The first step is to learn to recognize when you're feeling stressed. Early warning signs of stress include tension in your shoulders and neck, or clenching your hands into fists.
The next step is to choose a way to deal with your stress. One way is to avoid the event or thing that leads to your stress--but often this is not possible. A second way is to change how you react to stress. This is often the more practical way.
Tips for dealing with stress
- Don't worry about things you can't control, such as the weather.
- Solve the little problems. This can help you gain a feeling of control.
- Prepare to the best of your ability for events you know may be stressful, such as a job interview.
- Try to look at change as a positive challenge, not as a threat.
- Work to resolve conflicts with other people.
- Talk with a trusted friend, family member or counselor.
- Set realistic goals at home and at work.

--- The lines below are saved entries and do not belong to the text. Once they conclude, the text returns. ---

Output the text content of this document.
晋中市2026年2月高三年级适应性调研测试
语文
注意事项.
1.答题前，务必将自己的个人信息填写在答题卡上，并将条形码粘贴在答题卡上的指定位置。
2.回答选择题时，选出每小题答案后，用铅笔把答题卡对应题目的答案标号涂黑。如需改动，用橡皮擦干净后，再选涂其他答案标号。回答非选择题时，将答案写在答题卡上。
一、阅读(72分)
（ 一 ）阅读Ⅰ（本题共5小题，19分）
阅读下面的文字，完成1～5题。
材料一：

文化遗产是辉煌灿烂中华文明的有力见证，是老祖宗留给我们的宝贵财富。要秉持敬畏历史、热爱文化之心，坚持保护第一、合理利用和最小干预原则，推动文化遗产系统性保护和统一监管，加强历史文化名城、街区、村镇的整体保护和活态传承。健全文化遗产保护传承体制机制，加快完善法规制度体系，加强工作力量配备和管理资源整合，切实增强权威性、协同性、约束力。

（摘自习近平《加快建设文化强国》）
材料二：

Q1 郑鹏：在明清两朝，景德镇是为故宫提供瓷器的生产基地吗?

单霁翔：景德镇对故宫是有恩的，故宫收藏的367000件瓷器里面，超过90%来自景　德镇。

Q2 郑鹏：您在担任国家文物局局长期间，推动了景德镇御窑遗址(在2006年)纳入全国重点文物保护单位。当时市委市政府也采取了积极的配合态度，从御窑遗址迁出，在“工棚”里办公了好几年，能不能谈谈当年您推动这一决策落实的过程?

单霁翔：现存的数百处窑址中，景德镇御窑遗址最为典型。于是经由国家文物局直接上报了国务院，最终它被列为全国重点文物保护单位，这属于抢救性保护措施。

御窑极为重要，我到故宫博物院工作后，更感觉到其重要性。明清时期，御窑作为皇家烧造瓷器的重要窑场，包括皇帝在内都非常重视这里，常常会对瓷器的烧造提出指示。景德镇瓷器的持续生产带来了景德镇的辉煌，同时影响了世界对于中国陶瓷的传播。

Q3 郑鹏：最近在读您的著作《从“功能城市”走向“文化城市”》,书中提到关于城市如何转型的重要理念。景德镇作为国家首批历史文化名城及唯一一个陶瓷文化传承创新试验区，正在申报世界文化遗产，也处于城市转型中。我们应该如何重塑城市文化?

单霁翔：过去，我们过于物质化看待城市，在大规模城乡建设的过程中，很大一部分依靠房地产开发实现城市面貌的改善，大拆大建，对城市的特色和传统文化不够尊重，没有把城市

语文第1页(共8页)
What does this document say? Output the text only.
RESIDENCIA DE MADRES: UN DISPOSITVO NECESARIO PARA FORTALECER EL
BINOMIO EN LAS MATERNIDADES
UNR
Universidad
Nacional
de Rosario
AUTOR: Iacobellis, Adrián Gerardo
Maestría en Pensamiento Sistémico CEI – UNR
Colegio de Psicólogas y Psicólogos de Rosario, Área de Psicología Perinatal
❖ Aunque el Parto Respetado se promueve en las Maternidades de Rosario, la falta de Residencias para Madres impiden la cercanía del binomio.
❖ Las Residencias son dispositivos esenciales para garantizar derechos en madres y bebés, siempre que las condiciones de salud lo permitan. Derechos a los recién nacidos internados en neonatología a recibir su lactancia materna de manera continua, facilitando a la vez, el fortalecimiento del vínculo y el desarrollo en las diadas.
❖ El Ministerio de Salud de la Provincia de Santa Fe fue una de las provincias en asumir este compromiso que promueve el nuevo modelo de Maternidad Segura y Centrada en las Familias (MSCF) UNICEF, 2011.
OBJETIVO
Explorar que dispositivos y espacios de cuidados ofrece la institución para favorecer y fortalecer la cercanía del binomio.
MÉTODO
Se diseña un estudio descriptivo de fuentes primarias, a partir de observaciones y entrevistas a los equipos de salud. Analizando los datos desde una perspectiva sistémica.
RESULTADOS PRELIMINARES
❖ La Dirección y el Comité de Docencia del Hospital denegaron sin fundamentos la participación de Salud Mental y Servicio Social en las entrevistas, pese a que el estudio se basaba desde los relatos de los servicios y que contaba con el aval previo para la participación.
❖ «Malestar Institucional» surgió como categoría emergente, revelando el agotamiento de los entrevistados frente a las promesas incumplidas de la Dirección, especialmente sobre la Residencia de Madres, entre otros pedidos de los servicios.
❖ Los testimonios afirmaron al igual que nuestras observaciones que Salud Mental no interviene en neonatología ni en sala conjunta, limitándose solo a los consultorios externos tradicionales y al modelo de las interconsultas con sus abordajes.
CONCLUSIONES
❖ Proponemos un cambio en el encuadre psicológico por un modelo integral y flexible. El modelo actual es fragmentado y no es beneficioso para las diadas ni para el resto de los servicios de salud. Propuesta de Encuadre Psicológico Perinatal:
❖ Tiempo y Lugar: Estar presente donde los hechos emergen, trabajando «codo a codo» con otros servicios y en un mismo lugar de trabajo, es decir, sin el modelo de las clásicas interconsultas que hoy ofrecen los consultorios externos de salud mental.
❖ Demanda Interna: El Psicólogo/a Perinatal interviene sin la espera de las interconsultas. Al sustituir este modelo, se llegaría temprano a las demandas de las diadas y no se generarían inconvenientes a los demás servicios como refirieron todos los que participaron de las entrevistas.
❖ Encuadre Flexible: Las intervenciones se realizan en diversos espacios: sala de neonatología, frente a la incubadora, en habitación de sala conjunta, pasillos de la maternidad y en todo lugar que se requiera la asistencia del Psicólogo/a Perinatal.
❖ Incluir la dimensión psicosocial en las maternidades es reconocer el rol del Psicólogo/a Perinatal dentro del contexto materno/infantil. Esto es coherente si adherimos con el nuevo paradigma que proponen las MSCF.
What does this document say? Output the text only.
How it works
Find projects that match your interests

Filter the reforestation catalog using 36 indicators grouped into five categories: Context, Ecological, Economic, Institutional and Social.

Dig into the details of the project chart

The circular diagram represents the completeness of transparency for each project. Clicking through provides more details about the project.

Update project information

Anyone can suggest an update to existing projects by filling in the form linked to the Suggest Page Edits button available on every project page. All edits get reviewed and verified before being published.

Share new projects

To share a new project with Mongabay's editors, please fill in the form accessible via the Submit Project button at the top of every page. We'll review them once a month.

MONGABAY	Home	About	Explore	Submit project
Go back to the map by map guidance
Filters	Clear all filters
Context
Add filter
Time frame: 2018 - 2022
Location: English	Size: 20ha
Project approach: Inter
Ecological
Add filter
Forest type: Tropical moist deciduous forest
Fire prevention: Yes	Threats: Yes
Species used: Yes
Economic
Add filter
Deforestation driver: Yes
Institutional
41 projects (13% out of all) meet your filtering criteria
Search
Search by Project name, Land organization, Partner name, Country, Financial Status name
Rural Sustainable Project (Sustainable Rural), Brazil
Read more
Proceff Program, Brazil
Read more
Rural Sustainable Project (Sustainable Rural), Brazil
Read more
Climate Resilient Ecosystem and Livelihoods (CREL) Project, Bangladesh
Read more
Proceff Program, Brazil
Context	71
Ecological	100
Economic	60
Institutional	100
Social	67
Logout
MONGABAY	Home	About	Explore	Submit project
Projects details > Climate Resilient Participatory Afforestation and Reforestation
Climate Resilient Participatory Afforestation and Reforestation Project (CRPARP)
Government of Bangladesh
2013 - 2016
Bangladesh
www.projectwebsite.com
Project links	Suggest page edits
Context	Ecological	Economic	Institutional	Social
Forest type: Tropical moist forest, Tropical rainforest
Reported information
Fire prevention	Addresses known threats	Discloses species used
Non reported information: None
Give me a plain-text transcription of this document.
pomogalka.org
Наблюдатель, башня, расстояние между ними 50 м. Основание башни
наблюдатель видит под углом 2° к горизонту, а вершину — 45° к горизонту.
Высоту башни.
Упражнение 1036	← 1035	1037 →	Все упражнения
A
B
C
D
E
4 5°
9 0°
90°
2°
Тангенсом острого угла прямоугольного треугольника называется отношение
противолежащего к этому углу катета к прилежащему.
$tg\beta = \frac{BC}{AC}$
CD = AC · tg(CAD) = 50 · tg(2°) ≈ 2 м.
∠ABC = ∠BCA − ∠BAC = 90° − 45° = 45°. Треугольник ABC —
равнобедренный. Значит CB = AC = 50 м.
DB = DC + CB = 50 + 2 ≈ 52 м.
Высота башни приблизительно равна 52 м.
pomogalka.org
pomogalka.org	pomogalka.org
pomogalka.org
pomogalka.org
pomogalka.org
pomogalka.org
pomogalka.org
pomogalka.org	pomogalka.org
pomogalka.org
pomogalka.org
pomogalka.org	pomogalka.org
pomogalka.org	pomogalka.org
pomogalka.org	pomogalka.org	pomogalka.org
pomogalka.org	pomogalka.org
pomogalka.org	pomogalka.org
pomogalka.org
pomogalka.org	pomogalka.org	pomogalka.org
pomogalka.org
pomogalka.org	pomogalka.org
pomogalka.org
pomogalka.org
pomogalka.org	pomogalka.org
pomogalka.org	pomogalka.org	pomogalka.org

Avoid overscheduling.
- Exercise on a regular basis.
- Eat regular, well-balanced meals and get enough sleep.
- Participate in something you don't find stressful, such as sports, social events or hobbies.
Why is exercise useful?
Exercise is a good way to deal with stress because it's a healthy way to relieve your pent-up energy and tension. Exercise is known to release feel-good brain chemicals. It also helps you get in better shape, which makes you feel better overall.
Steps to deep breathing
- Lie down on a flat surface.
- Place a hand on your stomach, just above your navel. Place the other hand on your chest.
- Breathe in slowly and try to make your stomach rise a little.
- Hold your breath for a second.
- Breathe out slowly and let your stomach go back down.
What is meditation?
Meditation is a form of guided thought. It can take many forms. You can do it with exercise that uses the same motions over and over, like walking or swimming. You can meditate by practicing relaxation training, by stretching or by breathing deeply.
Relaxation training is simple. Start with one muscle. Hold it tight for a few seconds then relax the muscle. Do this with each of your muscles, beginning with the toes and feet and working your way up through the rest of your body, one muscle group at a time.
Stretching can also help relieve tension. Roll your head in a gentle circle. Reach toward the ceiling and bend side to side slowly. Roll your shoulders.
Deep, relaxed breathing by itself may help relieve stress (see the box to the right). This helps you get plenty of oxygen and activates the relaxation response, the body’s antidote to stress.
If you want more help treating stress symptoms, ask your family doctor for advice.